Trying to make changes in a plant that serves a large and changing network of buildings can result in multiple headaches. One mail order prescription company's attempt to provide more power to one of its locations led electrical contractors down a path with many twists. When Express Scripts, Maryland Heights, Mo., needed to increase power to an area being converted into a print center, the company contracted Bell Electrical Contractors, Maryland Heights, Mo., for the job.
“This project seemed pretty straightforward at first. It was just a situation where we needed to increase the service size,” says Tom Barker, a project manager with Bell. “It was a 480/277V 3-phase 4-wire service, 200A. We needed to increase it to 400A. We just needed to install a second panel, and it would be done in parallel.”
Barker and his crew needed to install the new panel 200 ft from the meter, and because the building housed other tenants, the conduit from the panel to the meter couldn't run through the building.
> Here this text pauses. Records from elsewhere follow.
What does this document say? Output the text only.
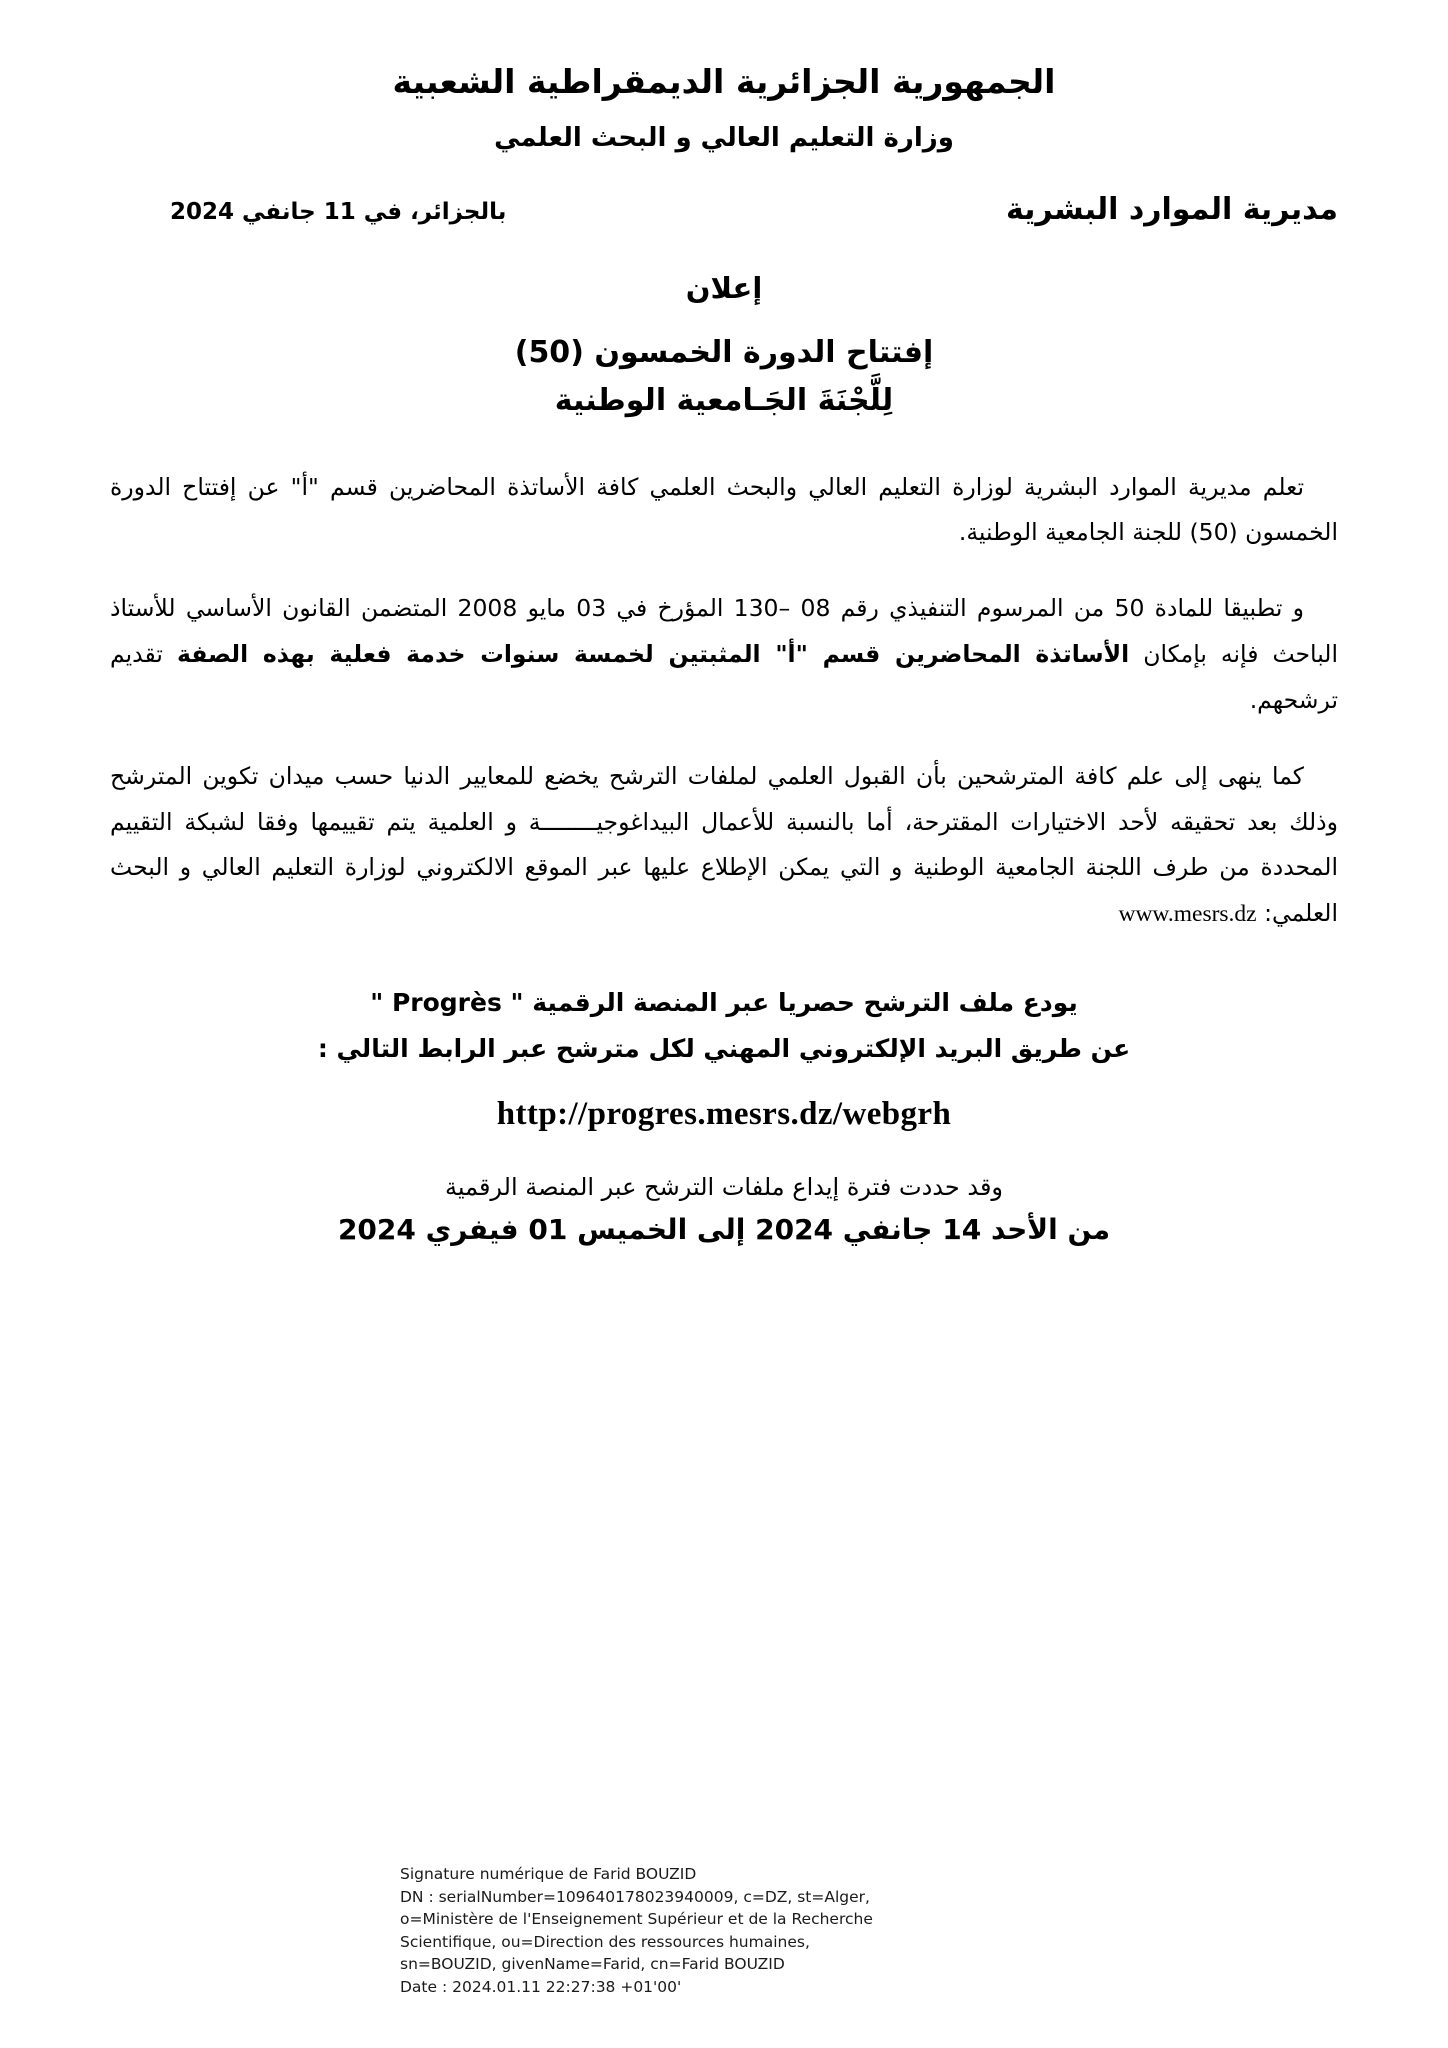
الجمهورية الجزائرية الديمقراطية الشعبية
وزارة التعليم العالي و البحث العلمي
مديرية الموارد البشرية
بالجزائر، في 11 جانفي 2024
إعلان
إفتتاح الدورة الخمسون (50)
لِلَّجْنَةَ الجَـامعية الوطنية
تعلم مديرية الموارد البشرية لوزارة التعليم العالي والبحث العلمي كافة الأساتذة المحاضرين قسم "أ" عن إفتتاح الدورة الخمسون (50) للجنة الجامعية الوطنية.
و تطبيقا للمادة 50 من المرسوم التنفيذي رقم 08 –130 المؤرخ في 03 مايو 2008 المتضمن القانون الأساسي للأستاذ الباحث فإنه بإمكان الأساتذة المحاضرين قسم "أ" المثبتين لخمسة سنوات خدمة فعلية بهذه الصفة تقديم ترشحهم.
كما ينهى إلى علم كافة المترشحين بأن القبول العلمي لملفات الترشح يخضع للمعايير الدنيا حسب ميدان تكوين المترشح وذلك بعد تحقيقه لأحد الاختيارات المقترحة، أما بالنسبة للأعمال البيداغوجيــــــــة و العلمية يتم تقييمها وفقا لشبكة التقييم المحددة من طرف اللجنة الجامعية الوطنية و التي يمكن الإطلاع عليها عبر الموقع الالكتروني لوزارة التعليم العالي و البحث العلمي: www.mesrs.dz
يودع ملف الترشح حصريا عبر المنصة الرقمية " Progrès "
عن طريق البريد الإلكتروني المهني لكل مترشح عبر الرابط التالي :
http://progres.mesrs.dz/webgrh
وقد حددت فترة إيداع ملفات الترشح عبر المنصة الرقمية
من الأحد 14 جانفي 2024 إلى الخميس 01 فيفري 2024
Signature numérique de Farid BOUZID
DN : serialNumber=109640178023940009, c=DZ, st=Alger,
o=Ministère de l'Enseignement Supérieur et de la Recherche
Scientifique, ou=Direction des ressources humaines,
sn=BOUZID, givenName=Farid, cn=Farid BOUZID
Date : 2024.01.11 22:27:38 +01'00'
Aesthetic concerns prevented Barker from attaching the conduit to the outside of the building. Barker finally decided to bury the conduit outside. He considered trenching, but this presented another problem: The concrete ramp of a delivery dock stretched nearly 40 ft from the building in the area between the panel and the meter. Trenching around it would mean saw-cutting concrete slabs. Directional boring seemed to be the last option. A hole bored beneath the ramp would provide a path through which the conduit could be pulled.
Barker called St. Louis-based Collins & Hermann, a subcontractor with a directional boring rig. Because of limited space, Barker decided to use Bore-Gard, a modified standard schedule 40 PVC “stick pipe” developed by Carlon of Cleveland. This UL-listed conduit, designed specifically for directional boring applications, would provide a fast joining method that wouldn't require glue.
Collins & Hermann cut holes in the asphalt patching at the bore end and at the pull end. They bored the hole about 5 ft beneath the footings of the concrete ramp. Once the bore head entered the pit at the other end, workers switched the bore head for a 6½-in. backreamer, and the conduit was hooked with a pull head. Then, they pulled the conduit through the hole.
According to Glen Marstall, facilities manager for Express Scripts, the job was done well within the critical timeframe and cost less than the budgeted amount for the project. Shrewd responses to mounting complexities had saved the day.